Когда Эллина впервые попала в камеру, не поверила своим глазам. Через все огромное помещение шли деревянные помосты, на которые были навалены какие-то тряпки, мешки, одеяла (одноэтажные нары – вот как это называлось). Женщины сидели на них плечом к плечу: ни о каких перегородках и нескольких сантиметрах разделяющего пространства не было речи. «Даже в конюшнях у каждой лошади свой загон, – подумала Эллина. – А тут… Точно хлев…»
Эллине досталось место у самой двери. Там дуло, и если кто-то входил, то непременно задевал ее ноги, но Графине было все равно. Упав на свое «лежбище», она уснула, но, к сожалению, спрятаться от ужасной действительности в мире грез ей не дали. Буквально через двадцать минут Эллина пробудилась оттого, что кто-то тыкал ее в бок.
– Я вас узнала, – услышала она. – Вы певица. Эллина Берг, правильно?
Графиня открыла глаза и посмотрела на женщину, потревожившую ее. На вид ей было лет сорок. Холеная, интересная дама с интеллигентным лицом и красивыми тонкими пальцами (страдая из-за того, что ее рукам не хватает изящества, Эллина всегда в первую очередь обращала внимание на кисти человека), она показалась ей смутно знакомой. Наверное, пересекались когда-то, только Графиня никогда не держала в памяти женских лиц…
– Я Инна Градова, – представилась дама. – Жена Евгения Градова.
Вот тут-то Эллина ее вспомнила! Вернее, не Инну, а ее супруга. Евгений Градов, крупный чиновник, был любовником Эллины еще до войны. Она крутила им, как хотела, а он влюбился в нее не на шутку и даже бросил жену, считая, что тем самым добьется большего расположения Эллины Берг. Естественно, добился он обратного. Графиня, не жалующая «приставал», быстренько от него избавилась, но мудрая супруга Градова приняла его назад, и они вновь воссоединились в прочном семейном союзе. Настолько прочном, что, когда Евгения забрали, Инна так рьяно взялась отстаивать его невиновность, что нарвалась на серьезные неприятности.
– Меня обвинили в антисоветской деятельности за то, – поведала она Эллине, – что я прилюдно усомнилась в беспристрастности советского правосудия!
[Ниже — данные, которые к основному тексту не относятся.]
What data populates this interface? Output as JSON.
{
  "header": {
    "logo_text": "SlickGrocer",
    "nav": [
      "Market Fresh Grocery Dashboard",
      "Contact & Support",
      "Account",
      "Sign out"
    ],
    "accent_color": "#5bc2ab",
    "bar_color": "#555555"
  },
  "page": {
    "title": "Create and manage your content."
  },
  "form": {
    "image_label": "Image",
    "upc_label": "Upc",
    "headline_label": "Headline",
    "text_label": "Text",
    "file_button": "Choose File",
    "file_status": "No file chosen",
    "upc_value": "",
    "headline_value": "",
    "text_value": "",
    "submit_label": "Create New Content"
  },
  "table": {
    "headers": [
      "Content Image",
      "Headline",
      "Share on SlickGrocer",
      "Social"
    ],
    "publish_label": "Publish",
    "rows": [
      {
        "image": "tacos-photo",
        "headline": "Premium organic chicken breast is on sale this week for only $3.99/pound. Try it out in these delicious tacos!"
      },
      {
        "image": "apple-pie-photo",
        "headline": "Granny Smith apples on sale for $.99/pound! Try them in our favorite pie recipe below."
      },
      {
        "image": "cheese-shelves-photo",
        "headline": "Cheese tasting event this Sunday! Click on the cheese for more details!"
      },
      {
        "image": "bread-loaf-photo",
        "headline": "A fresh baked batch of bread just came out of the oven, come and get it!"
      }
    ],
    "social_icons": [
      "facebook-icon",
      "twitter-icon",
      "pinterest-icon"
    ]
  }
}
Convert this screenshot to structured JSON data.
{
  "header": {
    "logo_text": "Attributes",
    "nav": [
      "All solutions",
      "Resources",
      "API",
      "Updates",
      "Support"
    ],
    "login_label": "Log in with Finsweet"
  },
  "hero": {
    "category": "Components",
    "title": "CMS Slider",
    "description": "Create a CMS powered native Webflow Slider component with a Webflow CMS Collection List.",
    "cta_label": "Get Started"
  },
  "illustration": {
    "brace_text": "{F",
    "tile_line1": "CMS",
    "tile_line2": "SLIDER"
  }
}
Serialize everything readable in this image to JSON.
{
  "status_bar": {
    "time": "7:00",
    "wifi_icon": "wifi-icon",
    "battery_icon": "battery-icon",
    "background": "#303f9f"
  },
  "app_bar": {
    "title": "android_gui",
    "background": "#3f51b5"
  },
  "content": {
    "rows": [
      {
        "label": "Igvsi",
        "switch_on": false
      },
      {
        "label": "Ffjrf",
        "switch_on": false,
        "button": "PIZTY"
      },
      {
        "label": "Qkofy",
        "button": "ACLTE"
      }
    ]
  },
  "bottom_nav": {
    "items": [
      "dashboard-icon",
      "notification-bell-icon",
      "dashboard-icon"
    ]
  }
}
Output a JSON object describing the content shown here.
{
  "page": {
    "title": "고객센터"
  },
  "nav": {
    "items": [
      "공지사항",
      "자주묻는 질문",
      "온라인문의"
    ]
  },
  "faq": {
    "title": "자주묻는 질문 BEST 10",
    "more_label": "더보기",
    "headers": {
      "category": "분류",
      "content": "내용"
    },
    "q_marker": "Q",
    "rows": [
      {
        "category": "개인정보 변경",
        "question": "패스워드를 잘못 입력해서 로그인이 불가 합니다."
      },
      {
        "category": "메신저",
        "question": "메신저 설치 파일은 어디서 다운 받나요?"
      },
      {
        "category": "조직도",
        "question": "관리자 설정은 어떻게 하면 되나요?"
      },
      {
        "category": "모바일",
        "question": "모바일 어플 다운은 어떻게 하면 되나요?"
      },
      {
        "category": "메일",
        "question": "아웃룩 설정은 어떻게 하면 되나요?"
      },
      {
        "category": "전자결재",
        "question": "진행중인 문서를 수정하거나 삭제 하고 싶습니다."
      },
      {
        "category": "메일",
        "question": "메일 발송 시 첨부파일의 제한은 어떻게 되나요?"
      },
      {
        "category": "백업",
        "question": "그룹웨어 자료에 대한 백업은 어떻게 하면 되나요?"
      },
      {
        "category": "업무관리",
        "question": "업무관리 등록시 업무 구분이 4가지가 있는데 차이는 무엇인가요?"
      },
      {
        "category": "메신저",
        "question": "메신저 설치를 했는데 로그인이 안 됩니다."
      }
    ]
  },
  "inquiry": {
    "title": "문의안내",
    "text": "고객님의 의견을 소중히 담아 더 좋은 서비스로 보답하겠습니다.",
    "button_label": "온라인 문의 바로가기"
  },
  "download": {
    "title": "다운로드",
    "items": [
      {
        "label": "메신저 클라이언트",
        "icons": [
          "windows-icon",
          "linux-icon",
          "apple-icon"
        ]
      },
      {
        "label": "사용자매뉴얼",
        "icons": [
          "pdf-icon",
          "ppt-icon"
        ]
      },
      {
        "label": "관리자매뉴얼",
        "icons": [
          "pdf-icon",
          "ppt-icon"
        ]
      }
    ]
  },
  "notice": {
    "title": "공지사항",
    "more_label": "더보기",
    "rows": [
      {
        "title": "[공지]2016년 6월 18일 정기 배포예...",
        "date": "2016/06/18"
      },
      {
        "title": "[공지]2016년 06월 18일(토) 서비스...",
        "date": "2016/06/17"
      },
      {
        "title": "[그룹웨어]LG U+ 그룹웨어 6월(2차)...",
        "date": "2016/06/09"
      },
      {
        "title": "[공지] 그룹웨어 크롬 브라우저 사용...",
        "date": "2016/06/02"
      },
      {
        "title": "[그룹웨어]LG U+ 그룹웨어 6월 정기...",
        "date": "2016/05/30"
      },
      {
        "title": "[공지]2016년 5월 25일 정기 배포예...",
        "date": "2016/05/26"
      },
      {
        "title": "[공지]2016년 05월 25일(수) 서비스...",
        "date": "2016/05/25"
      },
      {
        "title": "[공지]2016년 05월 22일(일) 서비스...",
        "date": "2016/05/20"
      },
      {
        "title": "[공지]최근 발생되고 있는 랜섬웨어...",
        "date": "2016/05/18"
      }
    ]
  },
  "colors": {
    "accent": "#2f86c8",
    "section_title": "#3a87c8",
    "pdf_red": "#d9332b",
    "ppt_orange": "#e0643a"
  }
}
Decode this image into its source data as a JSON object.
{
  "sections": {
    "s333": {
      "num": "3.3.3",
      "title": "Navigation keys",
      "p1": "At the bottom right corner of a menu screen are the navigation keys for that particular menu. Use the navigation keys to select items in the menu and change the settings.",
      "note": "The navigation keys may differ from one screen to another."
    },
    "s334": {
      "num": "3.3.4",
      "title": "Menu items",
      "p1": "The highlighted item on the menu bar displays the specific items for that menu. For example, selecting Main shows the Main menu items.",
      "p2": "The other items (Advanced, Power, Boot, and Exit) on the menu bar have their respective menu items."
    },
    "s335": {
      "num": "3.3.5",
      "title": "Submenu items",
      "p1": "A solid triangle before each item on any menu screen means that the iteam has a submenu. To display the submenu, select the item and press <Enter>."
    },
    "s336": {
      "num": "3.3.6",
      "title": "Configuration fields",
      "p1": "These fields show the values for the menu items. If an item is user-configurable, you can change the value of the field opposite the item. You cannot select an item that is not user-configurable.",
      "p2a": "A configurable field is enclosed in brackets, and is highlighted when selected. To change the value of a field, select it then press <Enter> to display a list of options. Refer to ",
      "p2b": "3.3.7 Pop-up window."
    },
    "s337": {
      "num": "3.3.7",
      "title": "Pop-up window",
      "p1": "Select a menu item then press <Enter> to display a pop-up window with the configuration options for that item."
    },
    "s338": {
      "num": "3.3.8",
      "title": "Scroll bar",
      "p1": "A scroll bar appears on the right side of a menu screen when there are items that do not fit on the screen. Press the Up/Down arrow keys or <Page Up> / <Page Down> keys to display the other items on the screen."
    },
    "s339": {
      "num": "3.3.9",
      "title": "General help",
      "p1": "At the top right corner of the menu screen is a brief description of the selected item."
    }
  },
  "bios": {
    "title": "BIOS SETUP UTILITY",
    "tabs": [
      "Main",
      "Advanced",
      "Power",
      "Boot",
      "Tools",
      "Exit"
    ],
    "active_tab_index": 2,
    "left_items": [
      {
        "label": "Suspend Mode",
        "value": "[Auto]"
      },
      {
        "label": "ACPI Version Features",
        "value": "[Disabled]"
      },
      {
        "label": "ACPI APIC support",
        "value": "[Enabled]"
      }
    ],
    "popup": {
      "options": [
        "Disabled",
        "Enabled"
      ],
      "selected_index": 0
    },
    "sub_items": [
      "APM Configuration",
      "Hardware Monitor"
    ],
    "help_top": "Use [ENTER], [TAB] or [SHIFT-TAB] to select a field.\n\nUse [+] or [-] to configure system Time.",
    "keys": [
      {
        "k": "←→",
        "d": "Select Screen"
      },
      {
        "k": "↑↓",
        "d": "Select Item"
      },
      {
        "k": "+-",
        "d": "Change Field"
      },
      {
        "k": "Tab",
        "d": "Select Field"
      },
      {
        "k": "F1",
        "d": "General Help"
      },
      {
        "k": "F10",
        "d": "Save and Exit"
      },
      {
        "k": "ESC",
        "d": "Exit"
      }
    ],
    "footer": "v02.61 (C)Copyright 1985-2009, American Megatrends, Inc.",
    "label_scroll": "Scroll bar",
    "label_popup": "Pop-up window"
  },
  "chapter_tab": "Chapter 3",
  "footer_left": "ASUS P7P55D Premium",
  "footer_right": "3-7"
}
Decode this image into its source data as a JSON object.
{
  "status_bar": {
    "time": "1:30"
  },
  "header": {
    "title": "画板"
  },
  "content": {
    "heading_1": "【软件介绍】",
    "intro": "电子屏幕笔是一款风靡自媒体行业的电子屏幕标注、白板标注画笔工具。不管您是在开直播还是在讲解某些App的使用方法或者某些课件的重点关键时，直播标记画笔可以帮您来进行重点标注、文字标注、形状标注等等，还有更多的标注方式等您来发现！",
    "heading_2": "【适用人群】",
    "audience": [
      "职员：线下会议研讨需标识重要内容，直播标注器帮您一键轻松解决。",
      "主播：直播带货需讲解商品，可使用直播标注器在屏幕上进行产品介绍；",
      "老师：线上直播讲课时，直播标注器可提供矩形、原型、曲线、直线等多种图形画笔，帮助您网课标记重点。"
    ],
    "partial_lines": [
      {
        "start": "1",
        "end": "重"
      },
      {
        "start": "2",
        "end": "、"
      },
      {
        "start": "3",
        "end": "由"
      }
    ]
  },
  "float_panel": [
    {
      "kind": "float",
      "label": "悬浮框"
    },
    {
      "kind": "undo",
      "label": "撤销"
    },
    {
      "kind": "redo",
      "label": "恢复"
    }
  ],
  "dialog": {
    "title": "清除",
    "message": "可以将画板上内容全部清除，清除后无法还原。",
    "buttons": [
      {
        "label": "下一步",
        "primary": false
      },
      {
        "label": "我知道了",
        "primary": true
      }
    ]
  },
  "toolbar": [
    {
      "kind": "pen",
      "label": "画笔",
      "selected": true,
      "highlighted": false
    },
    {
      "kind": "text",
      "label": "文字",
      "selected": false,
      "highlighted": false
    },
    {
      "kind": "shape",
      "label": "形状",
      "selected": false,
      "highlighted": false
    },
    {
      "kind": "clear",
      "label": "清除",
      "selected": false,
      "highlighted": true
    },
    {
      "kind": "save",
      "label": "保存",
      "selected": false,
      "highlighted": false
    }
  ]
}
И вот теперь я здесь… – Инна помрачнела. – А Женю расстреляли.
– Сочувствую, –
– Я не держу на тебя зла, ты не думай, – мягко проговорила Инна. – Я понимаю, у вас была любовь, и… Разве можно за это осуждать?
Эллина поморщилась. Она не любила вот таких всепрощающих людей. Может быть, потому, что на их фоне себе самой казалась низкой и отвратительной. Но Эллина меняться не собиралась. И обиду забывать тоже. И прощать… Не хотела и не могла.
– Тебя за что? – спросила Инна, не дождавшись благодарственных речей в ответ на свое заявление.
– Шпионаж. От двадцати пяти до высшей меры.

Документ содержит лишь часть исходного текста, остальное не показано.